I've recently had my Monarch R rebuilt under warranty. On a ride of a couple of hours where the shock got a good workout I noted the sliding part had a good film of oil on it.

As I am pretty new to this suspension lark




Is this normal or a sign of impending doom?

Be


----------



## Drago (21 Jul 2017)

Shouldn't be doing that. They need servicing every 50-100hrs, so if you ride a lot wait until its next service, else take it back.


----------



## dan_bo (21 Jul 2017)

Yeah get it sorted. Those things don't like being dry.


----------



## Yellow Saddle (21 Jul 2017)

Wipe it clean and go for another ride and take some more pictures. I'd like to have a look again. Make a note of the colour of the oil on the cloth you use to wipe.
At the end of a ride, there should be an oily ring at the end of the shock's stroke. It should never be dry after riding.
Directly after a service it is normal for it to leave a bigger ring of oil than after ten rides. This is because assembly grease is inserted behind the lip seal you can see at the end of the canister and the felt ring that sits behind that. This grease is of the type that drips oil under pressure. All excess will work out within a few rides. If it doesn't, then you have a leak.
A shock like that has three types of oil inside.
1) Rubber grease/assembly grease (as mentioned above)
2) Right behind that, lubricating oil. This is a thick, sticky oil that's supposed to keep the felt ring drenched and it lubricates the seal. In other words, it should always seep a little bit otherwise the seal runs dry. When this runs dry, you know the shock is "empty" and needs a service.On Fox shocks this oil is blue, on Rock Shox, it is red. However, non-branded oils could be a different colour. 
3) Damping oil. This should never leave the shock at all. It is a very lightweight oil and usually yellow. 

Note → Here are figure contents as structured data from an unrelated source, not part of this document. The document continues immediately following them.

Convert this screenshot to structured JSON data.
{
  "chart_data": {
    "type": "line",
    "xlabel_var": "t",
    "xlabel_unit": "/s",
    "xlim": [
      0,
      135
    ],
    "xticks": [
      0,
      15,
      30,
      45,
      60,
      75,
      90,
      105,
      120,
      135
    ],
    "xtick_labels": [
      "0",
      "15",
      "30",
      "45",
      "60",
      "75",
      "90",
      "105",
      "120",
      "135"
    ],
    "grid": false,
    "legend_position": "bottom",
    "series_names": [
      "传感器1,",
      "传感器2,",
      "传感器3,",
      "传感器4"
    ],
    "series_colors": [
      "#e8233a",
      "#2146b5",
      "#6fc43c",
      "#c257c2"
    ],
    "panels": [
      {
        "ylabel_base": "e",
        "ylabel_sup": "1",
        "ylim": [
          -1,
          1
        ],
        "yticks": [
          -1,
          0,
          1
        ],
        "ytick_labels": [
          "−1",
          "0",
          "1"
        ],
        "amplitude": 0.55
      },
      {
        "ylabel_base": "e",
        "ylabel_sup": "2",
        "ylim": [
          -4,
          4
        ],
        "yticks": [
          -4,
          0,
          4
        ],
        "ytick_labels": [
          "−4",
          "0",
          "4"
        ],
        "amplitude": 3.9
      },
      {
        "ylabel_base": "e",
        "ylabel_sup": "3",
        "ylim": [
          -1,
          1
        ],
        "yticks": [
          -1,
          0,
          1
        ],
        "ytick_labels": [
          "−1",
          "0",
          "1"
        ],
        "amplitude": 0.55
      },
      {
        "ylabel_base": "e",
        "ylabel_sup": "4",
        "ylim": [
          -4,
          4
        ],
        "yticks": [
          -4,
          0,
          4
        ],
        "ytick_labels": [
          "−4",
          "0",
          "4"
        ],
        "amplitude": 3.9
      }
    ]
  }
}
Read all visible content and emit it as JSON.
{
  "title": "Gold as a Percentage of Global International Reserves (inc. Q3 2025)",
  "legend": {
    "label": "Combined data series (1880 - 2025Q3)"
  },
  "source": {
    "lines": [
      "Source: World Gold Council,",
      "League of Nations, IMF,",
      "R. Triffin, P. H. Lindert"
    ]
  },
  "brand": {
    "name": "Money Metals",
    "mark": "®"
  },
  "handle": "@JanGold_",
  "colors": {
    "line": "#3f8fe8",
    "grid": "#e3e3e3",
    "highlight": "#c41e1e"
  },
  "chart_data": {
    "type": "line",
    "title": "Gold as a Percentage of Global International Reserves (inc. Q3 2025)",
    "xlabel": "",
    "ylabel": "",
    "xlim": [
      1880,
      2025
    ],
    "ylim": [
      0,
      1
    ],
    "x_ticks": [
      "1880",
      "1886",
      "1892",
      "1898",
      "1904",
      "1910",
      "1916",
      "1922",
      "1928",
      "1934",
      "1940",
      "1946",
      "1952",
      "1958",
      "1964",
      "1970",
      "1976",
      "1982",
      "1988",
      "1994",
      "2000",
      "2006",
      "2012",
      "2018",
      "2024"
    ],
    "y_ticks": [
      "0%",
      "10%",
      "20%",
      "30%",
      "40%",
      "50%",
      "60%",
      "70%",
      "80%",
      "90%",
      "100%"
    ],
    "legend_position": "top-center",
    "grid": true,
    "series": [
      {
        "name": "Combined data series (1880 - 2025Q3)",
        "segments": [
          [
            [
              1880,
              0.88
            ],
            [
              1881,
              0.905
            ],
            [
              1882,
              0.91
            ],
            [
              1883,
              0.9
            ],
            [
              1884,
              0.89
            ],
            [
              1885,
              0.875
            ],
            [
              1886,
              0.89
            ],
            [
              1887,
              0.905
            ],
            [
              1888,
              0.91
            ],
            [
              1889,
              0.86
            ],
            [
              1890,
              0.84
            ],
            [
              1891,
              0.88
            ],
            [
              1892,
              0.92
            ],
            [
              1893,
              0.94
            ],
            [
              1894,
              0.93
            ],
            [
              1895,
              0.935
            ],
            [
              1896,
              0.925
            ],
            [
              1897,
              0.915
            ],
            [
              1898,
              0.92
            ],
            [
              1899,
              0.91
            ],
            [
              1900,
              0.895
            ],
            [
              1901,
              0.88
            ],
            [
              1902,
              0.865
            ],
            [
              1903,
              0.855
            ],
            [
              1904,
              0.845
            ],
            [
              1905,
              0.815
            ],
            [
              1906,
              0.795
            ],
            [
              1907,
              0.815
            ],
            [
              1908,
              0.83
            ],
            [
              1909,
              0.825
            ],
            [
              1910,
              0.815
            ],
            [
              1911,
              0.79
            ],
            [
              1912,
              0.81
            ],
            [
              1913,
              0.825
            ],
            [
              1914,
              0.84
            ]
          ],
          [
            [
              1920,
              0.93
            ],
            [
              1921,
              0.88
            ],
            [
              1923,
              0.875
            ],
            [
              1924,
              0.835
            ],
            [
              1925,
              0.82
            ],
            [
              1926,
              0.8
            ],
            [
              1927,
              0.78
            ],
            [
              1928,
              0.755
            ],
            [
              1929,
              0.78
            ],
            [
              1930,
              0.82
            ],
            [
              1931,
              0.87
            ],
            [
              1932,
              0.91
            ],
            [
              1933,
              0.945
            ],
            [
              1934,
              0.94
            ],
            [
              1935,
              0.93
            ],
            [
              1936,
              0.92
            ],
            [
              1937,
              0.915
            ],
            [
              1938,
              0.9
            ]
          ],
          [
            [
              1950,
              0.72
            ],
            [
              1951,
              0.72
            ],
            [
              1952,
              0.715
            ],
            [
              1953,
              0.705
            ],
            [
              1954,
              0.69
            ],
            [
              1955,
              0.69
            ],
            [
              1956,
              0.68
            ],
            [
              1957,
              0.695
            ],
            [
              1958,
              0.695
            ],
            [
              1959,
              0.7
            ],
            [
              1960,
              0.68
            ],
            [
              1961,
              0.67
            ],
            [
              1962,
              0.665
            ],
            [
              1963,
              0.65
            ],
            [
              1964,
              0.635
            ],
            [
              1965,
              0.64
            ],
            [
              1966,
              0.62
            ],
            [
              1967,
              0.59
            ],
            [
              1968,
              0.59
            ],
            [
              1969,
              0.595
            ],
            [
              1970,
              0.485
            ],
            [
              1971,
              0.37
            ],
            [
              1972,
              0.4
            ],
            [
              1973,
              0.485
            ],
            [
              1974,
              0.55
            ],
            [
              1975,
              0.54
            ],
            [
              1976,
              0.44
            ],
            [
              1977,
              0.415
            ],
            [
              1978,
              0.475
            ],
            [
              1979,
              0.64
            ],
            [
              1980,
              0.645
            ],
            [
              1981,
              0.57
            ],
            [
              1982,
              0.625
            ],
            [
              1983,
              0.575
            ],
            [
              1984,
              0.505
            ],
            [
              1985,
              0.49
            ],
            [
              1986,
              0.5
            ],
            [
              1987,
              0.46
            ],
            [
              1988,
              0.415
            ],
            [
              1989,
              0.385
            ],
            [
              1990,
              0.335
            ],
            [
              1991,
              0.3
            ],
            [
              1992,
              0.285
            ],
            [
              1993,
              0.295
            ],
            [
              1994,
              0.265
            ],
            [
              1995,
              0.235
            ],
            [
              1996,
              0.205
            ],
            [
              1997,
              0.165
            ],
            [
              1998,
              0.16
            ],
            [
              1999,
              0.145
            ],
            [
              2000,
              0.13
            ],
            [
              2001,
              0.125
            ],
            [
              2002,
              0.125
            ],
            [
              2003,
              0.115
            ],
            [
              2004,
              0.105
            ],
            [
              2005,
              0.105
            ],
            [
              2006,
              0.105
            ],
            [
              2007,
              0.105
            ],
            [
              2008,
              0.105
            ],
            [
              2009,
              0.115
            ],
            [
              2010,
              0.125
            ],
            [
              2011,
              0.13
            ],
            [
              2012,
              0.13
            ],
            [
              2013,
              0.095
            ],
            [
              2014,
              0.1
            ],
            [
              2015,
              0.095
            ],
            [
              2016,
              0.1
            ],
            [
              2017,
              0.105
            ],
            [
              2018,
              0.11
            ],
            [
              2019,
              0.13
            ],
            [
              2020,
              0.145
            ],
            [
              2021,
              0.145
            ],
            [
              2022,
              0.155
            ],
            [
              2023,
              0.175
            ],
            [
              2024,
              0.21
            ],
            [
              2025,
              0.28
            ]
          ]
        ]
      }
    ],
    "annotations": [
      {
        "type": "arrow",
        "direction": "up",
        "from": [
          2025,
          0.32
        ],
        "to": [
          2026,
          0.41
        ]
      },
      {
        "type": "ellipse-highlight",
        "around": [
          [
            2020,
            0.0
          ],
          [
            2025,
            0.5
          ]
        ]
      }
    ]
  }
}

For now, the oil on your shock looks a little bit excessive but let's see after a second and subsequent ride. There is no imminent danger.


----------



## Jody (21 Jul 2017)

How recent was it rebuilt under warranty? Personally it has way too much oil on for my liking even if it had a couple of weeks wroth of hard riding and would be going back to the shop.


----------



## Tom B (21 Jul 2017)

Yellow Saddle said:


> Wipe it clean and go for another ride and take some more pictures. I'd like to have a look again. Make a note of the colour of the oil on the cloth you use to wipe.
> At the end of a ride, there should be an oily ring at the end of the shock's stroke. It should never be dry after riding.
> Directly after a service it is normal for it to leave a bigger ring of oil than after ten rides. This is because assembly grease is inserted behind the lip seal you can see at the end of the canister and the felt ring that sits behind that. This grease is of the type that drips oil under pressure. All excess will work out within a few rides. If it doesn't, then you have a leak.
> A shock like that has three types of oil inside.
> ...



From what I managed to get on the end of my grubby finger when the photo was taken the oil seemed light yellow like vegetable oil which it had a similar consistency to. I cant say if there was a similar build up on previous rides as I didn't pay attention (too busy nursing my wounds). Thinking about it, it wasn't cleaned after the ride before this one. So that is probably 5-6hours worth of use - If I am honest it wont have have much more than a a quick wipe since the rebuild as my rides havent been particularly wet or mucky.



Jody said:


> How recent was it rebuilt under warranty? Personally it has way too much oil on for my liking even if it had a couple of weeks wroth of hard riding and would be going back to the shop.



A couple of weeks ago, it was sent back for knocking under light compression on cobbles etc.
Since it has seen 3-4 rides only 2 were quite rough.

I will give it another ride and see what happens - Thanks for your advice.


----------